On April 16, Smith’s predictions came true: the Small Business Administration announced on its website that the Paycheck Protection Program had officially run out of money.
Granted, it would be an oversimplification to assume the crisis won’t cause a sort of domino effect on Latin’s expenses. Marianne Mihas, a future-head of the Latin Student Investment Fund, said, “if you think back to the last time the economy took a major downturn, in 2008, there will have been many more families in need of financial aid from Latin. Also, I’m sure it’s much harder to find families to fund those extra scholarships during these times.”
Headmaster Randall Dunn ultimately validated Marianne’s speculations. “At a minimum, we anticipate financial aid needs to increase, the payout from our endowment and annual giving to decrease. We may also experience increased costs and decreased revenues in other areas depending on how and when we are able to resume school in person,” he said in an emailed statement to The Forum.

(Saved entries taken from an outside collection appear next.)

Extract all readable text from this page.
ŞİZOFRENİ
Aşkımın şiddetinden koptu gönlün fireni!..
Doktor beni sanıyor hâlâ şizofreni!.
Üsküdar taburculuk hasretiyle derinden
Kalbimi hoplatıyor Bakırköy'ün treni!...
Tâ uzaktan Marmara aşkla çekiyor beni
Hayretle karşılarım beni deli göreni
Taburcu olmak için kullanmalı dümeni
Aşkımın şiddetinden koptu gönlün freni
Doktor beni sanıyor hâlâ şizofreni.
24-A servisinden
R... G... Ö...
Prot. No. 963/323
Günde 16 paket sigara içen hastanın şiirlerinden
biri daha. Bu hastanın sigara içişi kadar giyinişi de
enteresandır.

“The board made the decision to apply due to the high degree of financial uncertainty the pandemic presents and our responsibility to mitigate this risk as much as possible for Latin,” explained Mr. Dunn.

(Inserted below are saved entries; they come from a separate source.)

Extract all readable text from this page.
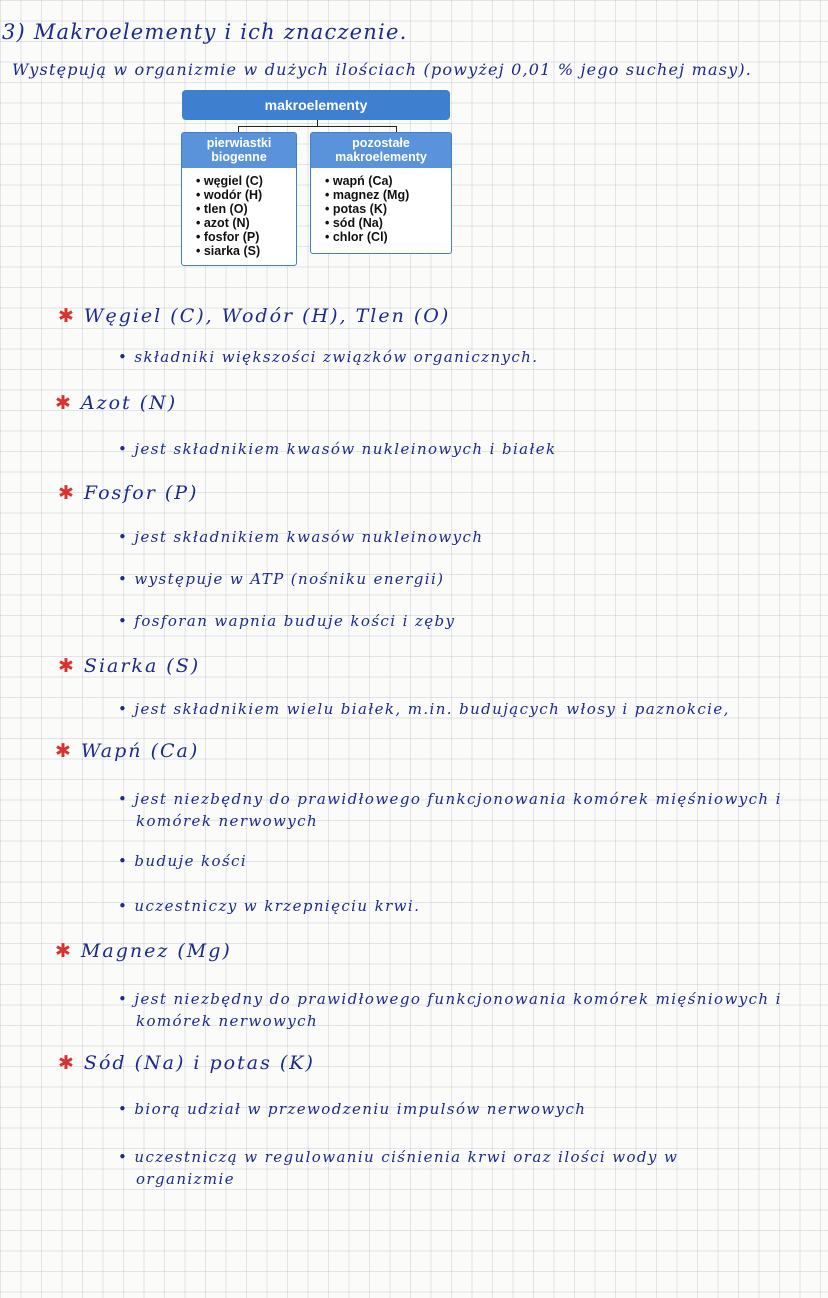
3) Makroelementy i ich znaczenie.
Występują w organizmie w dużych ilościach (powyżej 0,01 % jego suchej masy).
makroelementy
pierwiastki biogenne
• węgiel (C)
• wodór (H)
• tlen (O)
• azot (N)
• fosfor (P)
• siarka (S)
pozostałe makroelementy
• wapń (Ca)
• magnez (Mg)
• potas (K)
• sód (Na)
• chlor (Cl)
✱ Węgiel (C), Wodór (H), Tlen (O)
• składniki większości związków organicznych.
✱ Azot (N)
• jest składnikiem kwasów nukleinowych i białek
✱ Fosfor (P)
• jest składnikiem kwasów nukleinowych
• występuje w ATP (nośniku energii)
• fosforan wapnia buduje kości i zęby
✱ Siarka (S)
• jest składnikiem wielu białek, m.in. budujących włosy i paznokcie,
✱ Wapń (Ca)
• jest niezbędny do prawidłowego funkcjonowania komórek mięśniowych i
komórek nerwowych
• buduje kości
• uczestniczy w krzepnięciu krwi.
✱ Magnez (Mg)
• jest niezbędny do prawidłowego funkcjonowania komórek mięśniowych i
komórek nerwowych
✱ Sód (Na) i potas (K)
• biorą udział w przewodzeniu impulsów nerwowych
• uczestniczą w regulowaniu ciśnienia krwi oraz ilości wody w
organizmie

Georgy Ann Peluchiwski, chair of the Board of Trustees, declined to comment due to the board’s “policy of referring all inquiries to the school.”
A final thing to keep in mind is the financial changes that arise under the remote learning model. Even if the building remains open—which, for maintenance and upkeep, it currently is—typical operational expenses are likely to decrease to some extent without students in the building. Of course, the most expensive aspect of e-learning is the faculty payroll. But last year, Latin paid its faculty about $33 million, over seven million dollars less than the aggregate tuition.
“Latin has a huge endowment fund and has enough money to keep paying teachers for their work. PPP is meant for small businesses trying to stay afloat,” said Maeve Healy, another Discourses editor.
“The program should not be something for Latin to latch onto,” echoed Freddi Mitchell, a politically-active junior. “Restaurants and local nonessential businesses truly need these loans. Parents sign a contract stating that they will pay tuition for the school year, while nonessential businesses cannot bind their customers to support them.”
Ultimately, the controversy around Latin’s decision to apply for PPP boils down to a simple question of where we prioritize our community in the grander scheme of the economic crisis. To paint Latin’s administration as a money-grubbing oligarchy that finds joy in stealing from your favorite restaurant would be unfair. Objectively, Latin does need money right now, as does nearly everyone else. Paycheck Protection money (if granted), in turn, will go to paying employees and defraying the necessary costs to advance the scholarship fund—a benevolent cause indeed.
To turn a blind eye to the ethical implications, though, would be equally short-sighted.